Under the draft plan, there would be continued monitoring and some changes to ensure the sustainability of the coastal heath (a known ground parrot habitat), cyperaceae swamp, coastal woodlands, vine forest, and rocky headlands. This would include better bushfire management – potentially including traditional methods of fire mitigation – and weed and pest control.

But perhaps the biggest challenge is how to contain the growth in visitors, from local surfers, bushwalkers and joggers to tourists, social media influencers and illegal campers.

The draft plan refers to “conflict between user groups” compromising not only the experience but potentially public safety at some places, particularly on the Noosa Headland.

“Crowding is intensive during peak periods (such as school holidays) and can also lead to track widening, diverting and short cutting,” the draft plan states.
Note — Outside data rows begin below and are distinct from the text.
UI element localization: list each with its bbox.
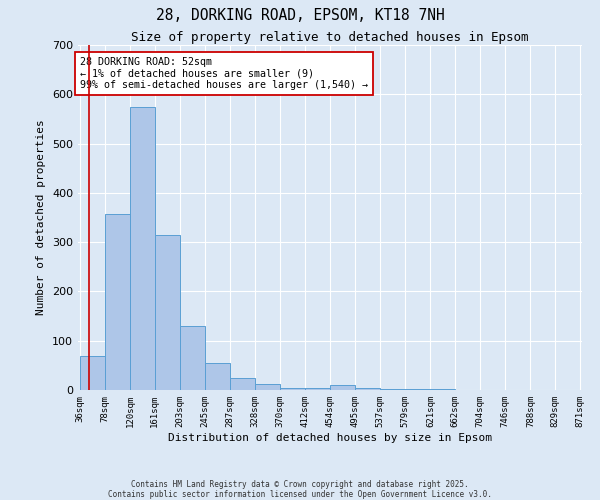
Bar xyxy=(105,214,130,390)
Bar xyxy=(155,235,180,390)
Bar xyxy=(130,106,155,390)
Y-axis label: Number of detached properties: Number of detached properties xyxy=(37,120,46,316)
Bar xyxy=(430,389,455,390)
Bar xyxy=(205,363,230,390)
Title: Size of property relative to detached houses in Epsom: Size of property relative to detached ho… xyxy=(131,31,529,44)
Bar xyxy=(280,388,305,390)
Bar xyxy=(405,389,430,390)
Text: Contains HM Land Registry data © Crown copyright and database right 2025.
Contai: Contains HM Land Registry data © Crown c… xyxy=(108,480,492,499)
Bar xyxy=(255,384,280,390)
Text: 28 DORKING ROAD: 52sqm
← 1% of detached houses are smaller (9)
99% of semi-detac: 28 DORKING ROAD: 52sqm ← 1% of detached … xyxy=(80,57,368,90)
Text: 28, DORKING ROAD, EPSOM, KT18 7NH: 28, DORKING ROAD, EPSOM, KT18 7NH xyxy=(155,8,445,22)
Bar xyxy=(230,378,255,390)
Bar xyxy=(80,356,105,390)
Bar xyxy=(355,388,380,390)
X-axis label: Distribution of detached houses by size in Epsom: Distribution of detached houses by size … xyxy=(168,432,492,442)
Bar xyxy=(380,388,405,390)
Bar xyxy=(330,385,355,390)
Bar xyxy=(180,326,205,390)
Bar xyxy=(305,388,330,390)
“Increasing use of the area by visitors, including commercial operators’ use of day-use areas and the coastal track, has potential to impact on the current iconic visitor experience.”

There is also the issue of “visitors promoting inappropriate activities or experiences on social media, including publicising sites that are sensitive to visitor impacts and creating informal access tracks impacting on sensitive environments and visual quality”.

Even helicopter and light aircraft tours risk having an unwanted impact, and the draft plan notes the air space restrictions meant to maintain the peace in the area.

As a result, the draft plan calls for visitor numbers to be sustainably managed, and restrictions imposed on rock pools and rocky headlands, through barriers and better education of visitors and tourist organisations. Park rangers would also become more vigilant to ensure compliance with the rules, and respond more rapidly to any emerging threats.

The draft plan also incorporates Noosa Conservation Park, Weyba Creek Conservation Park, Keyser Island Conservation Park and Noosa Resources Reserve.

“Uncontrolled access and illegal camping are occurring in the park areas surrounding Lake Weyba, resulting in littering and degradation of the vegetation,” it states.

“Much of the East Weyba and Peregian sections of the park were previously used as a military artillery range. These areas contain dangerous unexploded ordnance such as artillery and mortar shells and have been designated contaminated land.”

While the Kabi Kabi people do not have an indigenous land use agreement over the Noosa area, they have an Native Title claim, and the government has actively sought to respect the rights of traditional owners at various other National Parks and tourist sites.

Consultation on the draft plan ends on July 25.